# Les Stroud’s "Off the Grid"



## tiber (Sep 3, 2010)

I happened to catch this on Planet Green the other day - it was filmed in 2006 after snowshoes and solitude. If you're a fan of Les Stroud, this shows the 150acre farm he bought, and he's got two woodstoves. One for the cabin, and one for the outhouse. He goes through what it takes to be green, and off the grid.

http://www.documentarywire.com/les-stroud-off-the-grid

I wish my toilet was preheated by wood.


----------



## begreen (Sep 3, 2010)

His stack is too short. How did that get by the inspector?  %-P


----------



## Wallyworld (Sep 5, 2010)

Apparently a Tim Hortons coffee cup goes along with being self sufficient :cheese:


----------



## Bxpellet (Sep 6, 2010)

Yes he is off the grid but how much did that cost? He couldn't afford the $9000.00 for the well, but he could have a Helicopter bring in supplies for his cabin.

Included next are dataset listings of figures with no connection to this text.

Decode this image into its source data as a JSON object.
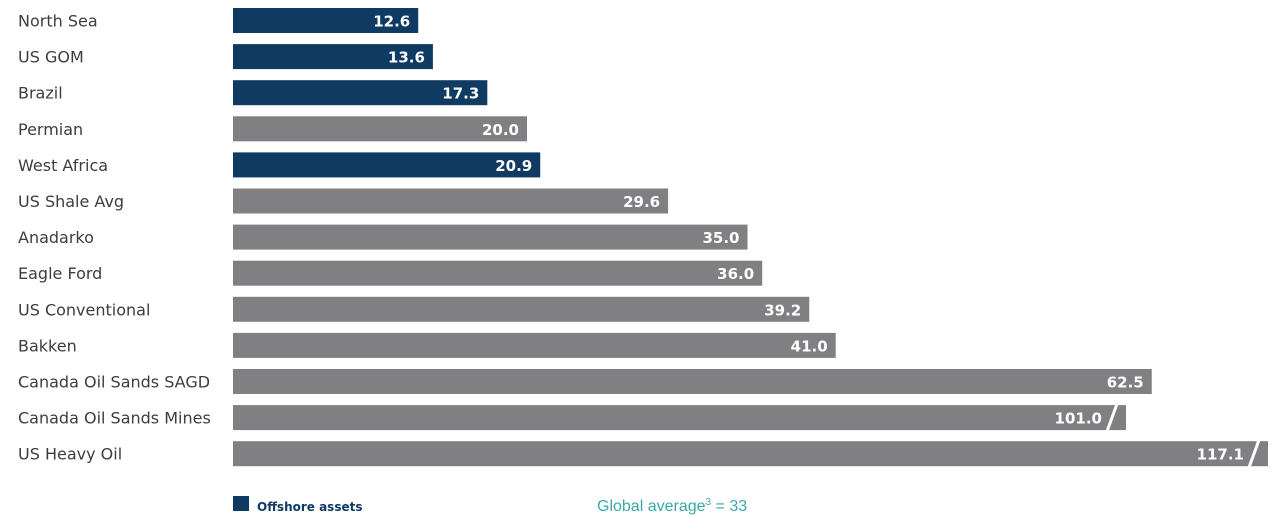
{
  "chart_data": {
    "type": "bar",
    "orientation": "horizontal",
    "categories": [
      "North Sea",
      "US GOM",
      "Brazil",
      "Permian",
      "West Africa",
      "US Shale Avg",
      "Anadarko",
      "Eagle Ford",
      "US Conventional",
      "Bakken",
      "Canada Oil Sands SAGD",
      "Canada Oil Sands Mines",
      "US Heavy Oil"
    ],
    "values": [
      12.6,
      13.6,
      17.3,
      20.0,
      20.9,
      29.6,
      35.0,
      36.0,
      39.2,
      41.0,
      62.5,
      101.0,
      117.1
    ],
    "value_labels": [
      "12.6",
      "13.6",
      "17.3",
      "20.0",
      "20.9",
      "29.6",
      "35.0",
      "36.0",
      "39.2",
      "41.0",
      "62.5",
      "101.0",
      "117.1"
    ],
    "offshore": [
      true,
      true,
      true,
      false,
      true,
      false,
      false,
      false,
      false,
      false,
      false,
      false,
      false
    ],
    "broken_axis": [
      false,
      false,
      false,
      false,
      false,
      false,
      false,
      false,
      false,
      false,
      false,
      true,
      true
    ],
    "colors": {
      "offshore": "#0f3a62",
      "onshore": "#808083",
      "average_text": "#3aa8a6",
      "break_mark": "#ffffff"
    },
    "legend": {
      "label": "Offshore assets",
      "placement": "bottom-left"
    },
    "annotation": {
      "prefix": "Global average",
      "superscript": "3",
      "suffix": " = 33"
    },
    "title": "",
    "xlabel": "",
    "ylabel": "",
    "grid": false
  }
}
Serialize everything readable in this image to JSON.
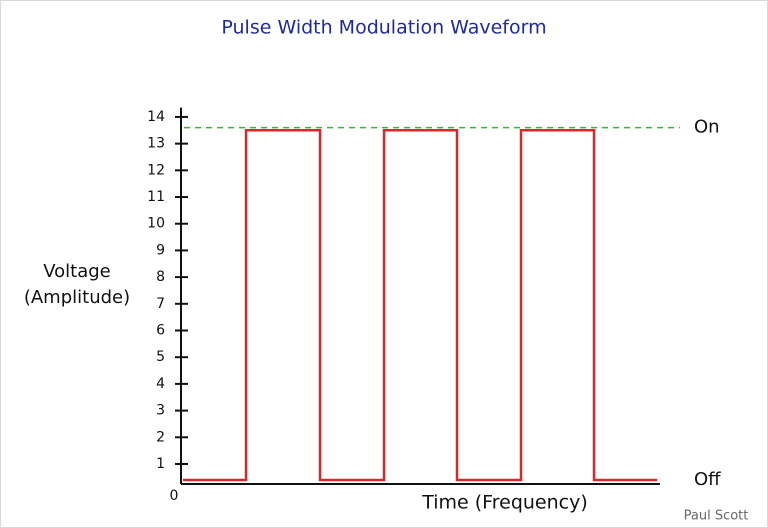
{
  "chart_data": {
    "type": "line",
    "title": "Pulse Width Modulation Waveform",
    "y_label": [
      "Voltage",
      "(Amplitude)"
    ],
    "x_label": "Time (Frequency)",
    "origin_label": "0",
    "credit": "Paul Scott",
    "xlim": [
      0,
      100
    ],
    "ylim": [
      0.25,
      14.35
    ],
    "yticks": [
      1,
      2,
      3,
      4,
      5,
      6,
      7,
      8,
      9,
      10,
      11,
      12,
      13,
      14
    ],
    "series": [
      {
        "color": "#d42a2a",
        "x": [
          0.4,
          13,
          13,
          27.8,
          27.8,
          40.6,
          40.6,
          55.2,
          55.2,
          68,
          68,
          82.6,
          82.6,
          95.2
        ],
        "values": [
          0.4,
          0.4,
          13.5,
          13.5,
          0.4,
          0.4,
          13.5,
          13.5,
          0.4,
          0.4,
          13.5,
          13.5,
          0.4,
          0.4
        ]
      }
    ],
    "reference_line": {
      "value": 13.6,
      "color": "#3cb43c"
    },
    "level_labels": [
      {
        "value": 13.6,
        "label": "On"
      },
      {
        "value": 0.4,
        "label": "Off"
      }
    ]
  }
}
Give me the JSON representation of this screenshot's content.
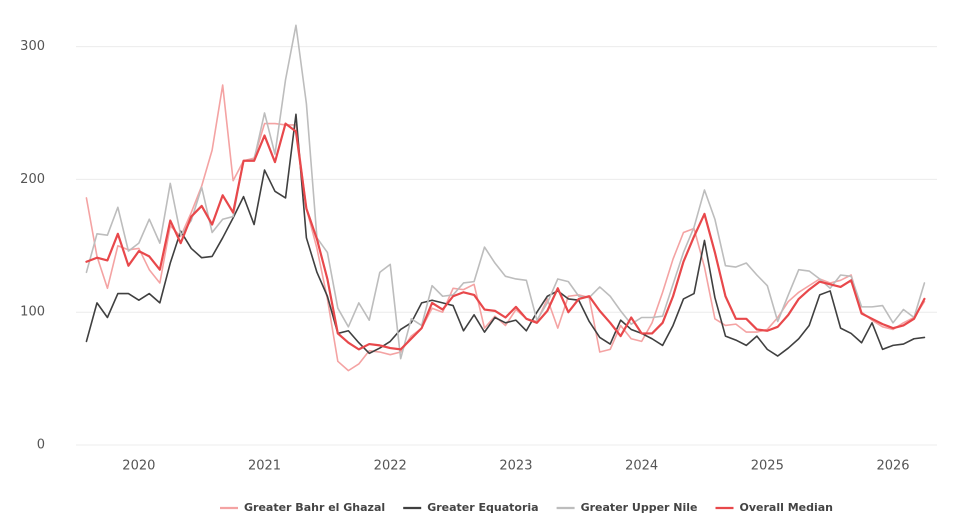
{
  "chart_data": {
    "type": "line",
    "x": [
      2019.583,
      2019.667,
      2019.75,
      2019.833,
      2019.917,
      2020,
      2020.083,
      2020.167,
      2020.25,
      2020.333,
      2020.417,
      2020.5,
      2020.583,
      2020.667,
      2020.75,
      2020.833,
      2020.917,
      2021,
      2021.083,
      2021.167,
      2021.25,
      2021.333,
      2021.417,
      2021.5,
      2021.583,
      2021.667,
      2021.75,
      2021.833,
      2021.917,
      2022,
      2022.083,
      2022.167,
      2022.25,
      2022.333,
      2022.417,
      2022.5,
      2022.583,
      2022.667,
      2022.75,
      2022.833,
      2022.917,
      2023,
      2023.083,
      2023.167,
      2023.25,
      2023.333,
      2023.417,
      2023.5,
      2023.583,
      2023.667,
      2023.75,
      2023.833,
      2023.917,
      2024,
      2024.083,
      2024.167,
      2024.25,
      2024.333,
      2024.417,
      2024.5,
      2024.583,
      2024.667,
      2024.75,
      2024.833,
      2024.917,
      2025,
      2025.083,
      2025.167,
      2025.25,
      2025.333,
      2025.417,
      2025.5,
      2025.583,
      2025.667,
      2025.75,
      2025.833,
      2025.917,
      2026,
      2026.083,
      2026.167,
      2026.25
    ],
    "series": [
      {
        "name": "Greater Bahr el Ghazal",
        "color": "#f4a3a3",
        "width": 1.6,
        "values": [
          186,
          142,
          118,
          150,
          147,
          148,
          132,
          122,
          165,
          157,
          175,
          195,
          222,
          271,
          199,
          214,
          216,
          242,
          242,
          241,
          241,
          178,
          148,
          110,
          63,
          56,
          61,
          71,
          70,
          68,
          70,
          82,
          88,
          103,
          100,
          118,
          117,
          121,
          88,
          97,
          90,
          102,
          95,
          93,
          110,
          88,
          112,
          113,
          111,
          70,
          72,
          90,
          80,
          78,
          92,
          115,
          140,
          160,
          163,
          134,
          95,
          90,
          91,
          85,
          85,
          87,
          96,
          108,
          115,
          120,
          125,
          122,
          124,
          128,
          100,
          94,
          89,
          87,
          92,
          96,
          108
        ]
      },
      {
        "name": "Greater Equatoria",
        "color": "#404040",
        "width": 1.6,
        "values": [
          78,
          107,
          96,
          114,
          114,
          109,
          114,
          107,
          137,
          161,
          148,
          141,
          142,
          156,
          171,
          187,
          166,
          207,
          191,
          186,
          249,
          156,
          130,
          112,
          84,
          86,
          77,
          69,
          73,
          78,
          87,
          92,
          107,
          109,
          107,
          105,
          86,
          98,
          85,
          96,
          92,
          94,
          86,
          100,
          112,
          116,
          110,
          109,
          93,
          81,
          76,
          94,
          87,
          84,
          80,
          75,
          90,
          110,
          114,
          154,
          111,
          82,
          79,
          75,
          82,
          72,
          67,
          73,
          80,
          90,
          113,
          116,
          88,
          84,
          77,
          92,
          72,
          75,
          76,
          80,
          81
        ]
      },
      {
        "name": "Greater Upper Nile",
        "color": "#bdbdbd",
        "width": 1.6,
        "values": [
          130,
          159,
          158,
          179,
          146,
          152,
          170,
          152,
          197,
          158,
          169,
          194,
          160,
          170,
          172,
          214,
          215,
          250,
          219,
          275,
          316,
          257,
          156,
          145,
          103,
          89,
          107,
          94,
          130,
          136,
          65,
          95,
          90,
          120,
          112,
          113,
          122,
          123,
          149,
          137,
          127,
          125,
          124,
          94,
          107,
          125,
          123,
          112,
          111,
          119,
          112,
          101,
          91,
          96,
          96,
          97,
          121,
          145,
          164,
          192,
          170,
          135,
          134,
          137,
          128,
          120,
          93,
          113,
          132,
          131,
          125,
          118,
          128,
          127,
          104,
          104,
          105,
          92,
          102,
          96,
          122
        ]
      },
      {
        "name": "Overall Median",
        "color": "#e8484b",
        "width": 2.2,
        "values": [
          138,
          141,
          139,
          159,
          135,
          146,
          142,
          132,
          169,
          152,
          172,
          180,
          166,
          188,
          175,
          214,
          214,
          233,
          213,
          242,
          236,
          178,
          155,
          125,
          84,
          77,
          72,
          76,
          75,
          73,
          72,
          80,
          88,
          107,
          102,
          112,
          115,
          113,
          102,
          101,
          96,
          104,
          95,
          92,
          101,
          118,
          100,
          110,
          112,
          101,
          92,
          82,
          96,
          84,
          84,
          92,
          112,
          138,
          157,
          174,
          145,
          112,
          95,
          95,
          87,
          86,
          89,
          98,
          110,
          117,
          123,
          121,
          119,
          124,
          99,
          95,
          91,
          88,
          90,
          95,
          110
        ]
      }
    ],
    "xlim": [
      2019.5,
      2026.35
    ],
    "xticks": [
      2020,
      2021,
      2022,
      2023,
      2024,
      2025,
      2026
    ],
    "ylim": [
      0,
      320
    ],
    "yticks": [
      0,
      100,
      200,
      300
    ],
    "grid": true,
    "legend": "bottom"
  }
}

Cool story, nice that his wife went along with it!!


----------



## BucksCoBernie (Sep 6, 2010)

Les is the man. Much better than that pee drinking hack Bear Grilles.


----------



## Seasoned Oak (Sep 22, 2010)

I saw that Show ,Watched it twice, Interesting though you dont have to be out in the middle of nowhere to be "off the grid" you could do that wherever you can put up a windmill or solar panels.
Les is good but he was outdone by the guys who hooked up a wood boiler in the back of a pickup truck piped the wood gas into the engine and drove across London on 1 load of wood.Craziest thing i ever saw but it gets you thinkin.


----------